Dermatitis atópica en niños

Dermatitis atópica en niños

La dermatitis atópica (DA), también conocida simplemente como eczema o eccema atópico, en una enfermedad muy común de la piel. Afecta aproximadamente al 10% de todos los bebés y niños. Aunque la causa exacta se desconoce, la DA es resultado de una combinación de condiciones hereditarias y otras cotidianas que desencadena la erupción roja y pruriginosa.

Este tipo de eccema suele comenzar en el primer año de vida y casi siempre en los primeros cinco años. Rara vez está presente al nacimiento, pero con frecuencia aparece durante las primeras seis semanas de vida. Otras erupciones pueden comenzar también en cualquier momento pero en esos casos la mayoría de las lesiones desaparece en cuestión de días o semanas. La Dermatitis Atópica tiende a persistir. Puede tener altibajos pero regresa continuamente.

¿Cuál es la causa de la dermatitis atópica?

La DA no es contagiosa. Quienes sufren la enfermedad no pueden transmitirla a otras personas.

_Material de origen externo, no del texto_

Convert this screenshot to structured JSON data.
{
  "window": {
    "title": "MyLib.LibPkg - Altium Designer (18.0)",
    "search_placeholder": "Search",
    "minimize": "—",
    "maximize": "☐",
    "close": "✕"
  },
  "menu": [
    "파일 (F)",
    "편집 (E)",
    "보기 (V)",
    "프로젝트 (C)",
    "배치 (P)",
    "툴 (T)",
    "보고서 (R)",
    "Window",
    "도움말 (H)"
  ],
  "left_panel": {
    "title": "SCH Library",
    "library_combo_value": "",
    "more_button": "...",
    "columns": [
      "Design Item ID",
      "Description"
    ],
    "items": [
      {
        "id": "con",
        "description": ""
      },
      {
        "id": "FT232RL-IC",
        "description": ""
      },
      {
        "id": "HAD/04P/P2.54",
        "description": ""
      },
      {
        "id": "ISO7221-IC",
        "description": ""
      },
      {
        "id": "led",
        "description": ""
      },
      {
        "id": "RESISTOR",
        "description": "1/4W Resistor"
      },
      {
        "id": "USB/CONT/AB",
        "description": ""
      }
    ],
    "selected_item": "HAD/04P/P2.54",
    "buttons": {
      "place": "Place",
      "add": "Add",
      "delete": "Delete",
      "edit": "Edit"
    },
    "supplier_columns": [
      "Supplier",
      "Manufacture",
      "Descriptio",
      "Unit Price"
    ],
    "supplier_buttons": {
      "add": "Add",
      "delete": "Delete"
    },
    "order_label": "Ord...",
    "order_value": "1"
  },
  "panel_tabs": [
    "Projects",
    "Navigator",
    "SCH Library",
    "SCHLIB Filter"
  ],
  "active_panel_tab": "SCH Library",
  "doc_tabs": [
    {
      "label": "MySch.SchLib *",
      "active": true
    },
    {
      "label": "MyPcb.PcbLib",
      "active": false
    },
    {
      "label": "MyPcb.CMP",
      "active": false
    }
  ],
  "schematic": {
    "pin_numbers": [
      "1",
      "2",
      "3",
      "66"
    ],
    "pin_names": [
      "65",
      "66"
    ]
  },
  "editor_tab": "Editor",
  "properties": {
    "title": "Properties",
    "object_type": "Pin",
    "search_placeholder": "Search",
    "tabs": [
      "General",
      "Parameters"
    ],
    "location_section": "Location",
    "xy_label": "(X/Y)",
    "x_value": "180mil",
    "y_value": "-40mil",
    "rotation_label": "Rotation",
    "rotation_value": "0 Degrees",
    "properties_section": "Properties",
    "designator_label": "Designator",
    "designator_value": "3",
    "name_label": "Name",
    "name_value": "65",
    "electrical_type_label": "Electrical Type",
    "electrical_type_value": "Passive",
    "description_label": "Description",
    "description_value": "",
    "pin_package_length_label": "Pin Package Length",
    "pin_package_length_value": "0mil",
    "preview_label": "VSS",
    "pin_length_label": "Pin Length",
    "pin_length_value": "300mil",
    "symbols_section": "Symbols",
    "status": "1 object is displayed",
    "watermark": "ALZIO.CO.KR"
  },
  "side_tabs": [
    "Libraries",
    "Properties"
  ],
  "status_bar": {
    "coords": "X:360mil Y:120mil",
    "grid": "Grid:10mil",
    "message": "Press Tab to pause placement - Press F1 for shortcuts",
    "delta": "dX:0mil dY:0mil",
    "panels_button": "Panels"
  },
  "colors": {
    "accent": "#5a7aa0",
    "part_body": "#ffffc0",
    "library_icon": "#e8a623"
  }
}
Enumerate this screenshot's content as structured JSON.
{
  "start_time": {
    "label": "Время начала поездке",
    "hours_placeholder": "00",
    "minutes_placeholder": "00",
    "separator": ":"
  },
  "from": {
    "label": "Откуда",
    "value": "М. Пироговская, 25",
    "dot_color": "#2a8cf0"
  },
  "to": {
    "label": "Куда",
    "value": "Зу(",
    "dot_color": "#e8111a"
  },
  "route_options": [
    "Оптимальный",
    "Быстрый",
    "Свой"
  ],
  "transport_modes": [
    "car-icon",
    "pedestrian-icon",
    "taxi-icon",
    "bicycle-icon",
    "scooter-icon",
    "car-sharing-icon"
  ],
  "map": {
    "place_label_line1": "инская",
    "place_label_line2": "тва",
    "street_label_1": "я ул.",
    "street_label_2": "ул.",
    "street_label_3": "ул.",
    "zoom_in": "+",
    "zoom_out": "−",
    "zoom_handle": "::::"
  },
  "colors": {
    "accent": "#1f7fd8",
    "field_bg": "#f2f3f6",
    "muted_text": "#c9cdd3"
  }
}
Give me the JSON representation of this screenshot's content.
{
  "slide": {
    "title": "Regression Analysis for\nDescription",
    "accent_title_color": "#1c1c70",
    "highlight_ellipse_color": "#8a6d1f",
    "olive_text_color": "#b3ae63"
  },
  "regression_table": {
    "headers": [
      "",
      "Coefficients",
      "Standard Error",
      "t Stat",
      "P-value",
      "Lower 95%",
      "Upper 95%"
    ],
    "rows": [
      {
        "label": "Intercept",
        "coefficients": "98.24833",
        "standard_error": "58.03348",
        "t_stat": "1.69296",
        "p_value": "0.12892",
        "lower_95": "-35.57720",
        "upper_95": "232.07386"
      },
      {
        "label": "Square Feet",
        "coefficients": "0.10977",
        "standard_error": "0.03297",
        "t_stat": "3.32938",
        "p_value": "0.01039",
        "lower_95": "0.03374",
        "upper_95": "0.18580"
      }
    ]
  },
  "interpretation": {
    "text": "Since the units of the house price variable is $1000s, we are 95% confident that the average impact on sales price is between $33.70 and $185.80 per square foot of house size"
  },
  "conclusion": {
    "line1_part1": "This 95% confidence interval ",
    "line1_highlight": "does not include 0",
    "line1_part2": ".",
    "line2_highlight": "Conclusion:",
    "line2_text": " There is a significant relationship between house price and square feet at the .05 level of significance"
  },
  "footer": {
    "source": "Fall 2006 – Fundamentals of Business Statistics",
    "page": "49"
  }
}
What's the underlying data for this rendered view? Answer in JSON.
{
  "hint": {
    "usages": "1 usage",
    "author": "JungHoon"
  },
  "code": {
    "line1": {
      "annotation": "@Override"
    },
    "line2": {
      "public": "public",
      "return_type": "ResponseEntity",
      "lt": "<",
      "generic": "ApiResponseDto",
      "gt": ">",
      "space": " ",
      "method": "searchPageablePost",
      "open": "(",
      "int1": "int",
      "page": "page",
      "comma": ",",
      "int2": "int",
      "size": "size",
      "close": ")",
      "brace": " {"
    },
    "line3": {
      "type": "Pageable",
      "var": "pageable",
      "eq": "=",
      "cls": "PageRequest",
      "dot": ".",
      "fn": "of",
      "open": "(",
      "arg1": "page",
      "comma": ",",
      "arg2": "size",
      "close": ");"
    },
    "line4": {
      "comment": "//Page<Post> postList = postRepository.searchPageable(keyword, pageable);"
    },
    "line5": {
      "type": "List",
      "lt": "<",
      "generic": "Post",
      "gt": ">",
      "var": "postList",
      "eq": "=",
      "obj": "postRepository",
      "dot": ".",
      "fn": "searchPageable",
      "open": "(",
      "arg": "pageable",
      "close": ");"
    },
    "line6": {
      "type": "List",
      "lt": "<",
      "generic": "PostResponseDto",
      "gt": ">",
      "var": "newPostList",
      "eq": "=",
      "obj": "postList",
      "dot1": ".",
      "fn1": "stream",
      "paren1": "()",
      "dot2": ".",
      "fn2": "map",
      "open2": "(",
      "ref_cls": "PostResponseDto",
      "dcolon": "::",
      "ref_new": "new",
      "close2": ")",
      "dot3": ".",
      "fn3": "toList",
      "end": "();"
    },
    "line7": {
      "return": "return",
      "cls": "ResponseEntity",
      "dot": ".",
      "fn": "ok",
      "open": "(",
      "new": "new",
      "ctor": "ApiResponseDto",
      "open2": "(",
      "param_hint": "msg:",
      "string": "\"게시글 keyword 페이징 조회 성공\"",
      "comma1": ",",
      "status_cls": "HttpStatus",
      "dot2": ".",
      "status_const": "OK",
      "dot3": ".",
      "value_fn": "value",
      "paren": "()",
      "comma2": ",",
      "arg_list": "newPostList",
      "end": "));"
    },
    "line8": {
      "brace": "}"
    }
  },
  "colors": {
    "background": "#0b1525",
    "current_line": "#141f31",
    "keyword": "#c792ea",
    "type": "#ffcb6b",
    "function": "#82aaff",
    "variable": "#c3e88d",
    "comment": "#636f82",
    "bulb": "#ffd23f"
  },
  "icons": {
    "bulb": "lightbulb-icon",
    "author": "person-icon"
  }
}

En estos pacientes la inflamación se produce por la presencia de demasiadas células inflamatorias reactivas en la piel. Los investigadores están tratando de establecer la razón por la cual estas células reaccionan exageradamente. Los pacientes con DA (o con asma o fiebre del heno) nacen exceso de estas células reactivas. Cuando algo las activa, estas células no se aquietan como debieran. Nosotros tratamos de manejar la DA ya sea controlando los factores que originan la inflamación de la piel o aminorándola con terapias antiinflamatorias.

En niños pequeños, el baño debe ser corto y usando agua caliente-tibia, sin hacer uso de jabones. Es preferible utilizar aceites de baño infantiles, que proporcionan hidratación y protección a su piel. No debemos usar esponjas ni ningún utensilio para frotar la piel; el agua y las manos del cuidador (padre, madre, abuelo…) son suficientes.

En niños más grandes, es preferible la ducha que el baño, y deben usarse jabones de tipo “syndet” (que quiere decir, “sin detergentes”). En algunos casos más severos, se puede recurrir al baño, añadiendo aceites de baño -como en niños pequeños- o polos de avena coloidal; en este último caso, el niño debe permanecer 10-15 minutos dentro de la bañera.

Para secarse, las toallas o albornoces deben ser de algodón y no haber sido tratados con suavizantes durante su lavado. Es mejor secar simplemente por contacto, esto es, sin frotar la piel del niño para no irritarla.

Cuando el niño salga de la bañera o plato de ducha, y tras secarlo brevemente (con la piel levemente húmeda), es necesario aplicar una loción o crema hidratante infantil por todo el cuerpo. Son preferibles aquellas cremas sin perfumes ni ciertos conservantes y, en general, al folletín del producto se especificará que es apto para el uso en bebés y niños de corta edad.